Software and telehealth

This category relates to the development or deployment of a new piece of software or a telehealth service by a member of NHS staff either working as part of a team with other NHS staff members, working with a company or in collaboration with a University.

Category winner

HEDLoc – Hospital Emergency (and other) Departments Locator

Richard Pilbery, Yorkshire Ambulance Service NHS Trust

This is a web app that uses modern smart phone’s GPS and internet connection capabilities to inform ambulance clinicians which referral pathways are available in the area. It also gives information on the local hospital facilities and helps to identify emergency department and specialist facilities e.g. trauma, stroke and heart centres, which may not be available at the nearest hospital.

Category winner

WebV Systems – electronic clinical solutions across secondary care

Robin Howes, Northern Lincolnshire & Goole Foundation Trust

WebV Systems is a clinical software application that delivers core clinical systems across the Trust.
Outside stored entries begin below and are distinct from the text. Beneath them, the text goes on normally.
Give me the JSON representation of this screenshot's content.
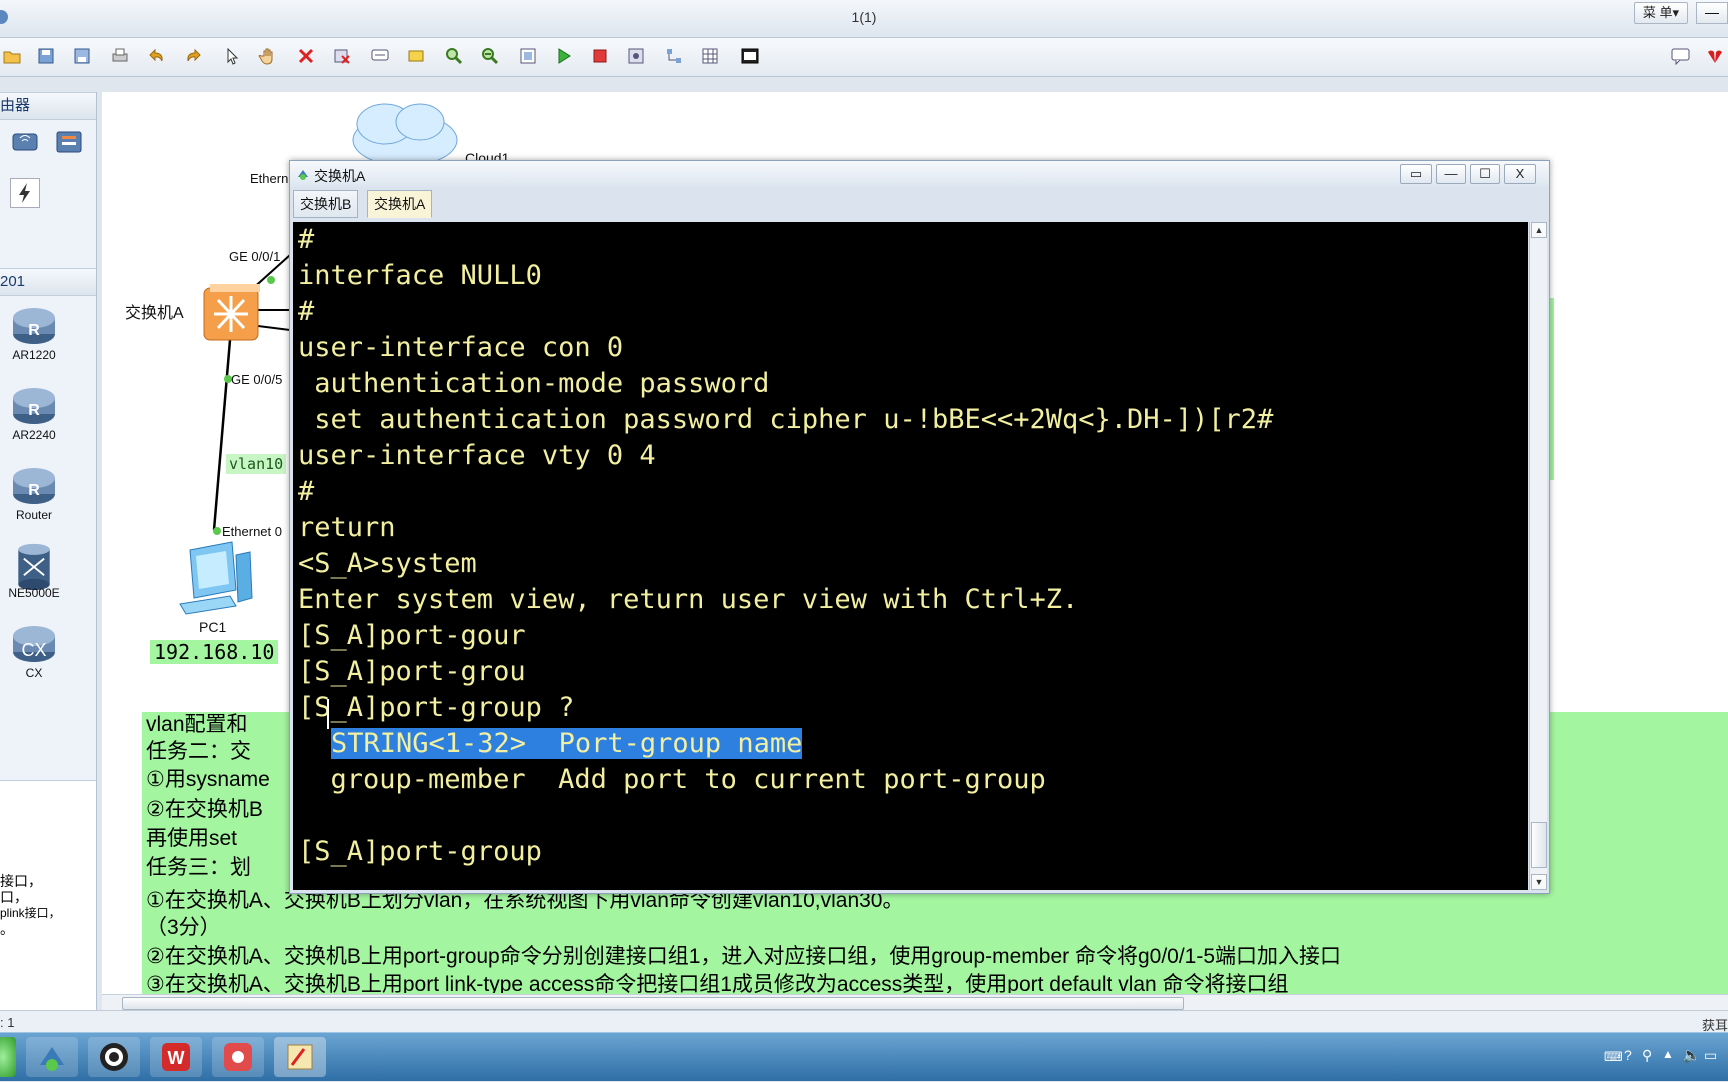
{
  "app": {
    "title": "1(1)",
    "menu_label": "菜 单▾",
    "min_label": "—"
  },
  "left_panel": {
    "section1_header": "由器",
    "section2_header": "201",
    "devices": [
      {
        "label": "AR1220"
      },
      {
        "label": "AR2240"
      },
      {
        "label": "Router"
      },
      {
        "label": "NE5000E"
      },
      {
        "label": "CX"
      }
    ],
    "desc_lines": [
      "接口，",
      "口，",
      "plink接口，",
      "。"
    ]
  },
  "topology": {
    "cloud_label": "Cloud1",
    "ethernet_top_label": "Ethern",
    "ge_top_label": "GE 0/0/1",
    "switch_label": "交换机A",
    "ge_bottom_label": "GE 0/0/5",
    "vlan_tag": "vlan10",
    "ethernet_pc_label": "Ethernet 0",
    "pc_label": "PC1",
    "ip_label": "192.168.10"
  },
  "task_text": {
    "line1": "vlan配置和",
    "line2": "任务二：交",
    "line3": "①用sysname",
    "line4": "②在交换机B",
    "line5": "再使用set",
    "line6": "任务三：划",
    "line7": "①在交换机A、交换机B上划分vlan，在系统视图下用vlan命令创建vlan10,vlan30。",
    "line8": "（3分）",
    "line9": "②在交换机A、交换机B上用port-group命令分别创建接口组1，进入对应接口组，使用group-member 命令将g0/0/1-5端口加入接口",
    "line10": "③在交换机A、交换机B上用port link-type access命令把接口组1成员修改为access类型，使用port default vlan 命令将接口组"
  },
  "console": {
    "title": "交换机A",
    "restore_label": "▭",
    "min_label": "—",
    "max_label": "☐",
    "close_label": "X",
    "tabs": [
      {
        "label": "交换机B",
        "active": false
      },
      {
        "label": "交换机A",
        "active": true
      }
    ],
    "lines": [
      "#",
      "interface NULL0",
      "#",
      "user-interface con 0",
      " authentication-mode password",
      " set authentication password cipher u-!bBE<<+2Wq<}.DH-])[r2#",
      "user-interface vty 0 4",
      "#",
      "return",
      "<S_A>system",
      "Enter system view, return user view with Ctrl+Z.",
      "[S_A]port-gour",
      "[S_A]port-grou",
      "[S_A]port-group ?",
      "  STRING<1-32>  Port-group name",
      "  group-member  Add port to current port-group",
      "",
      "[S_A]port-group"
    ],
    "highlighted_text": "STRING<1-32>  Port-group name"
  },
  "status": {
    "left_text": ": 1",
    "right_text": "获耳"
  },
  "colors": {
    "terminal_text": "#f2f0a0",
    "terminal_bg": "#000000",
    "highlight": "#2d7fe0",
    "task_bg": "#a4f5a0"
  }
}
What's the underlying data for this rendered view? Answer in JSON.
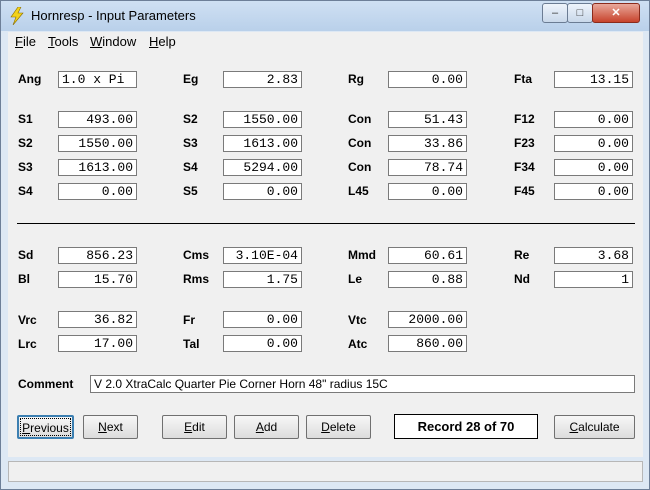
{
  "window": {
    "title": "Hornresp - Input Parameters"
  },
  "controls": {
    "minimize": "–",
    "maximize": "□",
    "close": "✕"
  },
  "menu": [
    "File",
    "Tools",
    "Window",
    "Help"
  ],
  "row1": [
    {
      "label": "Ang",
      "value": "1.0 x Pi"
    },
    {
      "label": "Eg",
      "value": "2.83"
    },
    {
      "label": "Rg",
      "value": "0.00"
    },
    {
      "label": "Fta",
      "value": "13.15"
    }
  ],
  "horn_rows": [
    [
      {
        "label": "S1",
        "value": "493.00"
      },
      {
        "label": "S2",
        "value": "1550.00"
      },
      {
        "label": "Con",
        "value": "51.43"
      },
      {
        "label": "F12",
        "value": "0.00"
      }
    ],
    [
      {
        "label": "S2",
        "value": "1550.00"
      },
      {
        "label": "S3",
        "value": "1613.00"
      },
      {
        "label": "Con",
        "value": "33.86"
      },
      {
        "label": "F23",
        "value": "0.00"
      }
    ],
    [
      {
        "label": "S3",
        "value": "1613.00"
      },
      {
        "label": "S4",
        "value": "5294.00"
      },
      {
        "label": "Con",
        "value": "78.74"
      },
      {
        "label": "F34",
        "value": "0.00"
      }
    ],
    [
      {
        "label": "S4",
        "value": "0.00"
      },
      {
        "label": "S5",
        "value": "0.00"
      },
      {
        "label": "L45",
        "value": "0.00"
      },
      {
        "label": "F45",
        "value": "0.00"
      }
    ]
  ],
  "driver_rows": [
    [
      {
        "label": "Sd",
        "value": "856.23"
      },
      {
        "label": "Cms",
        "value": "3.10E-04"
      },
      {
        "label": "Mmd",
        "value": "60.61"
      },
      {
        "label": "Re",
        "value": "3.68"
      }
    ],
    [
      {
        "label": "Bl",
        "value": "15.70"
      },
      {
        "label": "Rms",
        "value": "1.75"
      },
      {
        "label": "Le",
        "value": "0.88"
      },
      {
        "label": "Nd",
        "value": "1"
      }
    ]
  ],
  "chamber_rows": [
    [
      {
        "label": "Vrc",
        "value": "36.82"
      },
      {
        "label": "Fr",
        "value": "0.00"
      },
      {
        "label": "Vtc",
        "value": "2000.00"
      }
    ],
    [
      {
        "label": "Lrc",
        "value": "17.00"
      },
      {
        "label": "Tal",
        "value": "0.00"
      },
      {
        "label": "Atc",
        "value": "860.00"
      }
    ]
  ],
  "comment": {
    "label": "Comment",
    "value": "V 2.0 XtraCalc Quarter Pie Corner Horn 48\" radius 15C"
  },
  "buttons": {
    "previous": "Previous",
    "next": "Next",
    "edit": "Edit",
    "add": "Add",
    "delete": "Delete",
    "calculate": "Calculate"
  },
  "record": "Record 28 of 70",
  "status": ""
}
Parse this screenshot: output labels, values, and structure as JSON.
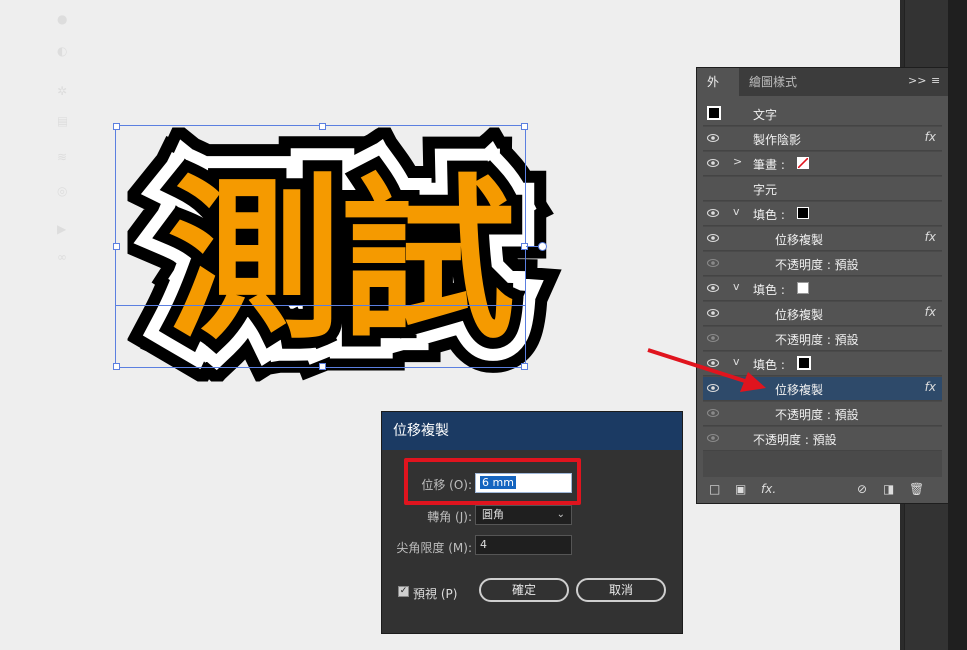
{
  "artwork": {
    "text": "測試"
  },
  "appearance_panel": {
    "tabs": [
      "外觀",
      "繪圖樣式"
    ],
    "menu_glyph": ">>",
    "rows": [
      {
        "label": "文字",
        "type": "object"
      },
      {
        "label": "製作陰影",
        "fx": "fx"
      },
      {
        "label": "筆畫 :",
        "swatch": "none",
        "chevron": ">"
      },
      {
        "label": "字元"
      },
      {
        "label": "填色 :",
        "swatch": "black",
        "chevron": "v"
      },
      {
        "label": "位移複製",
        "fx": "fx"
      },
      {
        "label": "不透明度 : 預設"
      },
      {
        "label": "填色 :",
        "swatch": "white",
        "chevron": "v"
      },
      {
        "label": "位移複製",
        "fx": "fx"
      },
      {
        "label": "不透明度 : 預設"
      },
      {
        "label": "填色 :",
        "swatch": "outline",
        "chevron": "v"
      },
      {
        "label": "位移複製",
        "fx": "fx",
        "selected": true
      },
      {
        "label": "不透明度 : 預設"
      },
      {
        "label": "不透明度 : 預設"
      }
    ]
  },
  "dialog": {
    "title": "位移複製",
    "offset_label": "位移 (O):",
    "offset_value": "6 mm",
    "joins_label": "轉角 (J):",
    "joins_value": "圓角",
    "miter_label": "尖角限度 (M):",
    "miter_value": "4",
    "preview_label": "預視 (P)",
    "preview_checked": true,
    "ok_label": "確定",
    "cancel_label": "取消"
  },
  "colors": {
    "art_fill": "#f59a00",
    "dialog_title_bar": "#1b3a63",
    "highlight_box": "#e0141e",
    "selected_row": "#2e4a6a"
  }
}
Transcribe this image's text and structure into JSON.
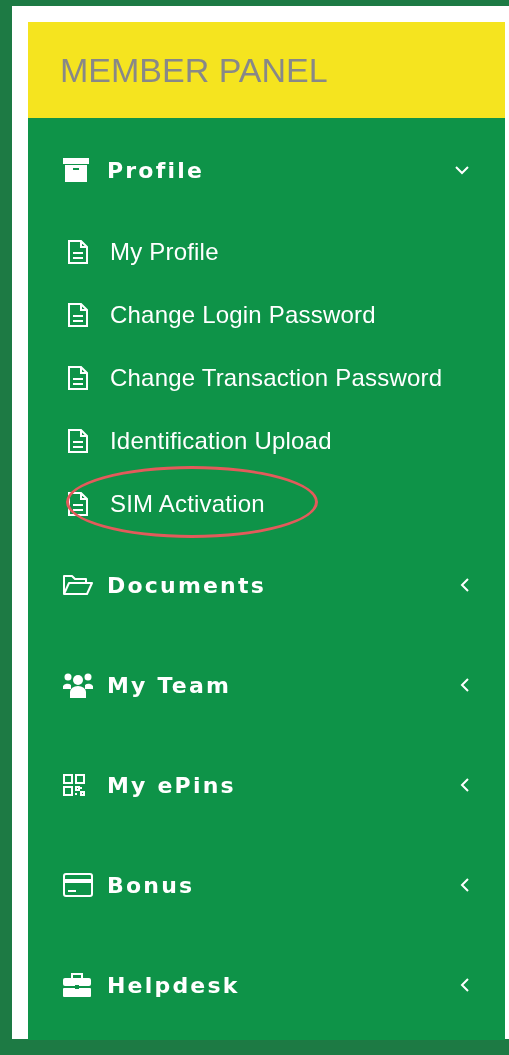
{
  "panel": {
    "title": "MEMBER PANEL"
  },
  "sections": [
    {
      "label": "Profile",
      "expanded": true,
      "children": [
        {
          "label": "My Profile",
          "highlighted": false
        },
        {
          "label": "Change Login Password",
          "highlighted": false
        },
        {
          "label": "Change Transaction Password",
          "highlighted": false
        },
        {
          "label": "Identification Upload",
          "highlighted": false
        },
        {
          "label": "SIM Activation",
          "highlighted": true
        }
      ]
    },
    {
      "label": "Documents",
      "expanded": false
    },
    {
      "label": "My Team",
      "expanded": false
    },
    {
      "label": "My ePins",
      "expanded": false
    },
    {
      "label": "Bonus",
      "expanded": false
    },
    {
      "label": "Helpdesk",
      "expanded": false
    }
  ]
}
Capabilities include: clinical portal, electronic discharge, ward management, clinical handover and blood sample tracking.


The clinical and economic impact of developing and implementing a bespoke clinical record system in a specialist cystic fibrosis unit

Daniel Peckham, Leeds Teaching Hospitals Trust

The change to a paperless electronic care record system in a cystic fibrosis unit has led to a reduction in porter time (transferring patient notes) of 150 hours/year; earlier identification of clinical deterioration; number of annual blood tests completed raising from 43% to 92%; discharge summaries sent to primary care in less than two days (previously 34 days): reduction of secretarial costs by 0.5 wte; increased retrieval of costs of expensive medicines from primary care by 25%.


Supported Self Care

Taz Aldawoud, Local Care Direct

Patients with long term conditions are remotely monitored via question sets and vital signs data to detect early signs of exacerbation or deterioration in the patient’s condition. This specialist clinical service combines an understanding of technology with knowledge of patient needs and specific conditions to actively manage these alerts within the governance processes for managing time sensitive patient data.


Telehealth through tele-education: improving access to training across the world!

Mark McAlindon, Sheffield Teaching Hospitals NHS Trust

Using a library archive of anonymised, annotated and reported videos to provide an intensive two day hands-on training both locally and via telecast in the University of Zagreb, Croatia. There are lectures and three ‘hands-on’ interactive video interpretation sessions to allow practice at recognizing anatomical landmarks, and common pathologies as well as assessing abnormalities and diagnosis.